The brother of one of the men stabbed to death in a park terror attack says he has "repeated nightmares of him being murdered".
Joe Ritchie-Bennett, 39, was killed in Reading's Forbury Gardens in June, along with James Furlong, 36, and David Wails, 49.
Khairi Saadallah was jailed for the rest of his life over the murders.
Robert Ritchie believes his brother's death could have been prevented and wants answers from the authorities.
Mr Ritchie, who spoke to the BBC from the family's home in Philadelphia in the US, said he felt "helpless" and had suffered "countless sleepless nights" since his brother's death.
"He didn't deserve to go out like that," he said.
"[It's] just like this horrible nightmare that you're living and you're going to wake up to someone shaking you saying 'hey, get up'.
"I have repeated nightmares of him being murdered the way that he was murdered. It's unbearable."
During his sentencing hearing, London's Old Bailey heard Saadallah "executed" Mr Furlong, Mr Wails and Mr Ritchie-Bennett as an "act of religious jihad" on the afternoon of 20 June.
It emerged after the attack that Saadallah, 26, was known to MI5, had told the government about his earlier involvement with a banned Libyan militia and had a long history of committing violent crimes.

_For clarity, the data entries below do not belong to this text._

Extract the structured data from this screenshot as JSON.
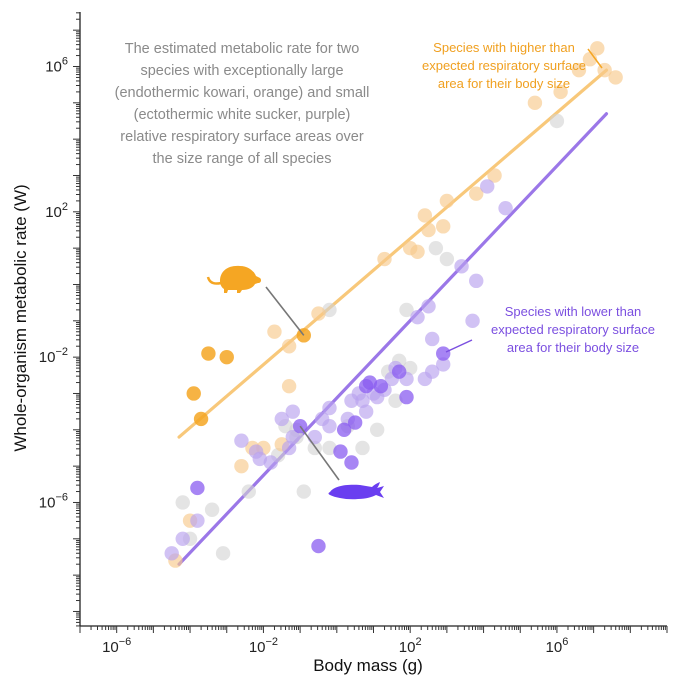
{
  "chart_data": {
    "type": "scatter",
    "title": "",
    "xlabel": "Body mass (g)",
    "ylabel": "Whole-organism metabolic rate (W)",
    "x_scale": "log",
    "y_scale": "log",
    "xlim_log10": [
      -7,
      9
    ],
    "ylim_log10": [
      -9.4,
      7.5
    ],
    "x_ticks": [
      {
        "log10": -6,
        "base": "10",
        "exp": "−6"
      },
      {
        "log10": -2,
        "base": "10",
        "exp": "−2"
      },
      {
        "log10": 2,
        "base": "10",
        "exp": "2"
      },
      {
        "log10": 6,
        "base": "10",
        "exp": "6"
      }
    ],
    "y_ticks": [
      {
        "log10": 6,
        "base": "10",
        "exp": "6"
      },
      {
        "log10": 2,
        "base": "10",
        "exp": "2"
      },
      {
        "log10": -2,
        "base": "10",
        "exp": "−2"
      },
      {
        "log10": -6,
        "base": "10",
        "exp": "−6"
      }
    ],
    "grid": false,
    "colors": {
      "orange": "#f5a623",
      "orange_light": "#f7c98c",
      "purple": "#8a5cf0",
      "purple_light": "#b9a2ee",
      "gray": "#d2d2d2",
      "orange_line": "#f8c87a",
      "purple_line": "#9b77e8"
    },
    "annotations": {
      "main": [
        "The estimated metabolic rate for two",
        "species with exceptionally large",
        "(endothermic kowari, orange) and small",
        "(ectothermic white sucker, purple)",
        "relative respiratory surface areas over",
        "the size range of all species"
      ],
      "higher": [
        "Species with higher than",
        "expected respiratory surface",
        "area for their body size"
      ],
      "lower": [
        "Species with lower than",
        "expected respiratory surface",
        "area for their body size"
      ]
    },
    "trend_lines": [
      {
        "group": "higher",
        "x_log10": [
          -4.3,
          7.35
        ],
        "y_log10": [
          -4.2,
          5.9
        ]
      },
      {
        "group": "lower",
        "x_log10": [
          -4.3,
          7.35
        ],
        "y_log10": [
          -7.7,
          4.7
        ]
      }
    ],
    "series": [
      {
        "group": "higher-highlight",
        "points_log10": [
          [
            -0.9,
            -1.4
          ],
          [
            -3.5,
            -1.9
          ],
          [
            -3.0,
            -2.0
          ],
          [
            -3.9,
            -3.0
          ],
          [
            -3.7,
            -3.7
          ]
        ]
      },
      {
        "group": "higher",
        "points_log10": [
          [
            -4.4,
            -7.6
          ],
          [
            -4.0,
            -6.5
          ],
          [
            -2.6,
            -5.0
          ],
          [
            -2.3,
            -4.5
          ],
          [
            -1.5,
            -4.4
          ],
          [
            -2.0,
            -4.5
          ],
          [
            -1.3,
            -1.7
          ],
          [
            -1.7,
            -1.3
          ],
          [
            -1.3,
            -2.8
          ],
          [
            -0.5,
            -0.8
          ],
          [
            1.3,
            0.7
          ],
          [
            2.2,
            0.9
          ],
          [
            2.0,
            1.0
          ],
          [
            2.5,
            1.5
          ],
          [
            2.4,
            1.9
          ],
          [
            2.9,
            1.6
          ],
          [
            3.0,
            2.3
          ],
          [
            3.8,
            2.5
          ],
          [
            4.3,
            3.0
          ],
          [
            7.6,
            5.7
          ],
          [
            7.3,
            5.9
          ],
          [
            7.1,
            6.5
          ],
          [
            6.6,
            5.9
          ],
          [
            6.9,
            6.2
          ],
          [
            6.1,
            5.3
          ],
          [
            5.4,
            5.0
          ]
        ]
      },
      {
        "group": "lower-highlight",
        "points_log10": [
          [
            -1.0,
            -3.9
          ],
          [
            0.1,
            -4.6
          ],
          [
            -3.8,
            -5.6
          ],
          [
            -0.5,
            -7.2
          ],
          [
            0.2,
            -4.0
          ],
          [
            0.5,
            -3.8
          ],
          [
            0.4,
            -4.9
          ],
          [
            0.9,
            -2.7
          ],
          [
            0.8,
            -2.8
          ],
          [
            1.9,
            -3.1
          ],
          [
            1.2,
            -2.8
          ],
          [
            1.7,
            -2.4
          ],
          [
            2.9,
            -1.9
          ]
        ]
      },
      {
        "group": "lower",
        "points_log10": [
          [
            -4.5,
            -7.4
          ],
          [
            -4.2,
            -7.0
          ],
          [
            -3.8,
            -6.5
          ],
          [
            -2.6,
            -4.3
          ],
          [
            -2.2,
            -4.6
          ],
          [
            -2.1,
            -4.8
          ],
          [
            -1.8,
            -4.9
          ],
          [
            -1.5,
            -3.7
          ],
          [
            -1.3,
            -4.5
          ],
          [
            -1.2,
            -4.2
          ],
          [
            -1.2,
            -3.5
          ],
          [
            -0.4,
            -3.7
          ],
          [
            -0.6,
            -4.2
          ],
          [
            -0.2,
            -3.4
          ],
          [
            -0.2,
            -3.9
          ],
          [
            0.3,
            -3.7
          ],
          [
            0.4,
            -3.2
          ],
          [
            0.6,
            -3.0
          ],
          [
            0.7,
            -3.2
          ],
          [
            0.8,
            -3.5
          ],
          [
            1.0,
            -3.0
          ],
          [
            1.1,
            -3.1
          ],
          [
            1.3,
            -2.9
          ],
          [
            1.5,
            -2.6
          ],
          [
            1.6,
            -2.3
          ],
          [
            1.9,
            -2.6
          ],
          [
            2.4,
            -2.6
          ],
          [
            2.6,
            -2.4
          ],
          [
            2.9,
            -2.2
          ],
          [
            2.6,
            -1.5
          ],
          [
            2.5,
            -0.6
          ],
          [
            2.2,
            -0.9
          ],
          [
            3.4,
            0.5
          ],
          [
            3.8,
            0.1
          ],
          [
            4.1,
            2.7
          ],
          [
            4.6,
            2.1
          ],
          [
            3.7,
            -1.0
          ]
        ]
      },
      {
        "group": "other",
        "points_log10": [
          [
            -4.2,
            -6.0
          ],
          [
            -4.0,
            -7.0
          ],
          [
            -3.4,
            -6.2
          ],
          [
            -3.1,
            -7.4
          ],
          [
            -2.4,
            -5.7
          ],
          [
            -1.6,
            -4.7
          ],
          [
            -0.9,
            -5.7
          ],
          [
            -1.1,
            -4.2
          ],
          [
            -0.2,
            -0.7
          ],
          [
            -1.4,
            -3.9
          ],
          [
            -1.1,
            -4.0
          ],
          [
            -0.6,
            -4.5
          ],
          [
            -0.2,
            -4.5
          ],
          [
            0.3,
            -3.9
          ],
          [
            0.7,
            -4.5
          ],
          [
            1.1,
            -4.0
          ],
          [
            1.6,
            -3.2
          ],
          [
            1.4,
            -2.4
          ],
          [
            1.7,
            -2.1
          ],
          [
            2.0,
            -2.3
          ],
          [
            3.0,
            0.7
          ],
          [
            2.7,
            1.0
          ],
          [
            1.9,
            -0.7
          ],
          [
            6.0,
            4.5
          ]
        ]
      }
    ]
  }
}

Saadallah had been told just before his release from prison that the Home Office wanted to deport him, but it was not legally possible due to the situation in Libya.

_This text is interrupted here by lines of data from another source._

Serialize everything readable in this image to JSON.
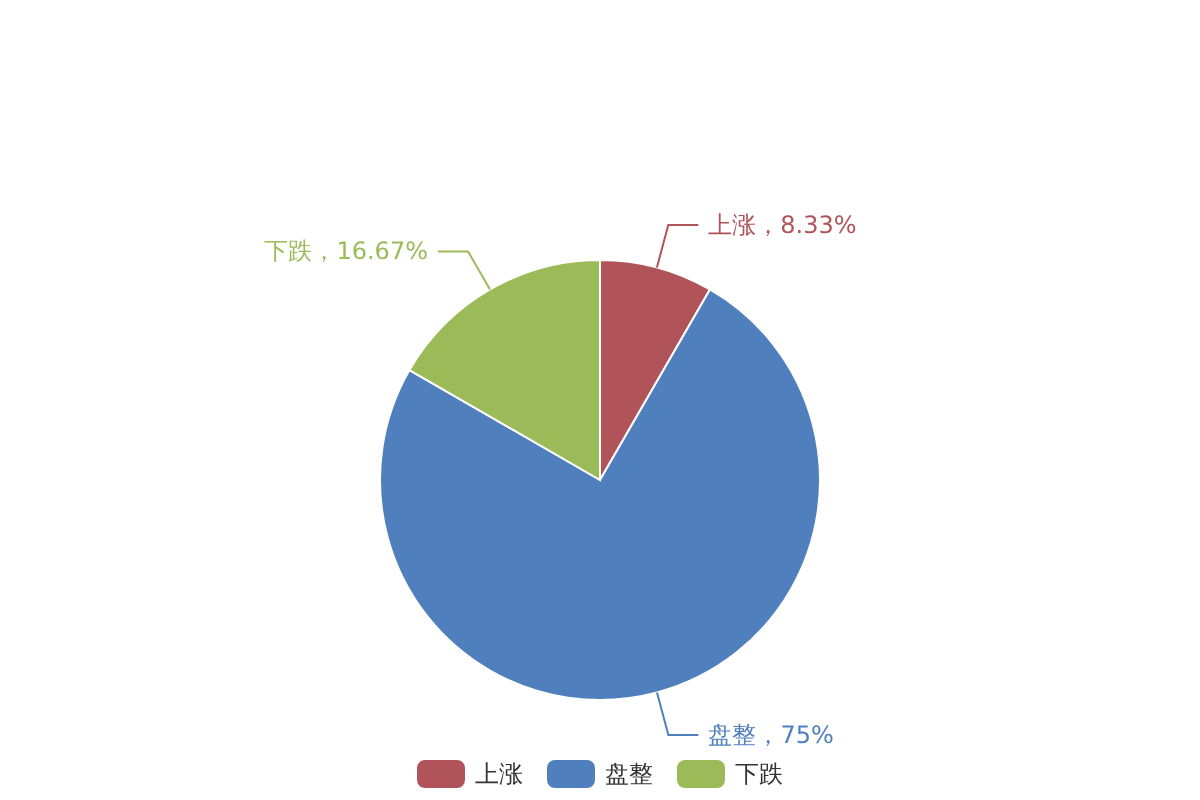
{
  "chart_data": {
    "type": "pie",
    "categories": [
      "上涨",
      "盘整",
      "下跌"
    ],
    "values": [
      8.33,
      75,
      16.67
    ],
    "colors": [
      "#b0545a",
      "#4f7fbd",
      "#9bbb59"
    ],
    "value_labels": [
      "上涨，8.33%",
      "盘整，75%",
      "下跌，16.67%"
    ],
    "legend": "bottom"
  }
}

Mr Ritchie joined the calls made by the father of Mr Furlong, Gary, for the home secretary to "tell us why" the killer was deemed safe to be free.
Mr Ritchie added the family was "not looking to assign blame to anyone other than the terrorist".

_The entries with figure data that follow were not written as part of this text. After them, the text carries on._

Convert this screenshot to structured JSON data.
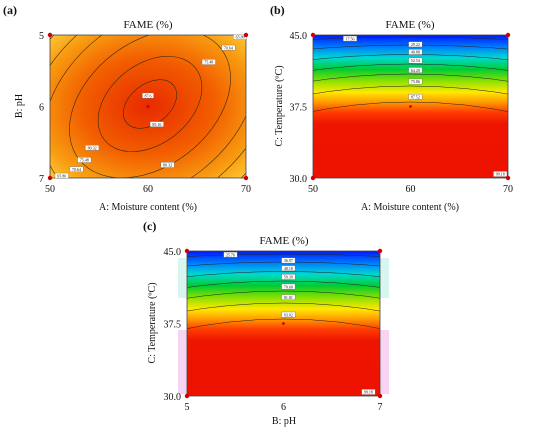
{
  "colors": {
    "low": "#0022ff",
    "mid": "#00cc44",
    "high_yellow": "#ffee00",
    "high": "#ee1100",
    "marker": "#cc0000"
  },
  "chart_data": [
    {
      "panel": "(a)",
      "type": "contour",
      "title": "FAME (%)",
      "xlabel": "A: Moisture content (%)",
      "ylabel": "B: pH",
      "xlim": [
        50,
        70
      ],
      "ylim": [
        5,
        7
      ],
      "xticks": [
        "50",
        "60",
        "70"
      ],
      "yticks": [
        "5",
        "6",
        "7"
      ],
      "center_point": {
        "x": 60,
        "y": 6
      },
      "contour_labels": [
        {
          "text": "87.6",
          "x": 60.0,
          "y": 5.85
        },
        {
          "text": "85.16",
          "x": 60.9,
          "y": 6.25
        },
        {
          "text": "80.32",
          "x": 62.0,
          "y": 6.82
        },
        {
          "text": "75.48",
          "x": 66.2,
          "y": 5.38
        },
        {
          "text": "70.64",
          "x": 68.2,
          "y": 5.18
        },
        {
          "text": "65.80",
          "x": 69.4,
          "y": 5.03
        },
        {
          "text": "80.32",
          "x": 54.3,
          "y": 6.58
        },
        {
          "text": "75.48",
          "x": 53.5,
          "y": 6.75
        },
        {
          "text": "70.64",
          "x": 52.7,
          "y": 6.88
        },
        {
          "text": "65.80",
          "x": 51.2,
          "y": 6.97
        }
      ]
    },
    {
      "panel": "(b)",
      "type": "contour",
      "title": "FAME (%)",
      "xlabel": "A: Moisture content (%)",
      "ylabel": "C: Temperature (ºC)",
      "xlim": [
        50,
        70
      ],
      "ylim": [
        30.0,
        45.0
      ],
      "xticks": [
        "50",
        "60",
        "70"
      ],
      "yticks": [
        "30.0",
        "37.5",
        "45.0"
      ],
      "center_point": {
        "x": 60,
        "y": 37.5
      },
      "contour_labels": [
        {
          "text": "17.56",
          "x": 53.8,
          "y": 44.6
        },
        {
          "text": "29.22",
          "x": 60.5,
          "y": 44.0
        },
        {
          "text": "40.88",
          "x": 60.5,
          "y": 43.2
        },
        {
          "text": "52.54",
          "x": 60.5,
          "y": 42.3
        },
        {
          "text": "64.20",
          "x": 60.5,
          "y": 41.3
        },
        {
          "text": "75.86",
          "x": 60.5,
          "y": 40.1
        },
        {
          "text": "87.52",
          "x": 60.5,
          "y": 38.5
        },
        {
          "text": "99.18",
          "x": 69.2,
          "y": 30.4
        }
      ]
    },
    {
      "panel": "(c)",
      "type": "contour",
      "title": "FAME (%)",
      "xlabel": "B: pH",
      "ylabel": "C: Temperature (ºC)",
      "xlim": [
        5,
        7
      ],
      "ylim": [
        30.0,
        45.0
      ],
      "xticks": [
        "5",
        "6",
        "7"
      ],
      "yticks": [
        "30.0",
        "37.5",
        "45.0"
      ],
      "center_point": {
        "x": 6,
        "y": 37.5
      },
      "contour_labels": [
        {
          "text": "25.76",
          "x": 5.45,
          "y": 44.6
        },
        {
          "text": "36.97",
          "x": 6.05,
          "y": 44.0
        },
        {
          "text": "48.18",
          "x": 6.05,
          "y": 43.2
        },
        {
          "text": "59.39",
          "x": 6.05,
          "y": 42.3
        },
        {
          "text": "70.60",
          "x": 6.05,
          "y": 41.3
        },
        {
          "text": "81.81",
          "x": 6.05,
          "y": 40.2
        },
        {
          "text": "93.02",
          "x": 6.05,
          "y": 38.4
        },
        {
          "text": "99.18",
          "x": 6.88,
          "y": 30.4
        }
      ]
    }
  ]
}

He said: "However, if missteps are uncovered, it is our great hope and desire that they will be properly remedied in a positive outcome, in so that this never occurs to anyone or their families ever again."
The prime minister's spokesman previously said the government "always tries to remove foreign national offenders where possible".
In law, what are known as the Hardial Singh principles place certain limits on the government's power to detain people ahead of deportation
Mr Ritchie said his brother had "the absolute best smile in the world" which was "infectious".
"He could capture you from a mile away with that smile, he was so loving. He was so brilliant. He was so handsome," he said.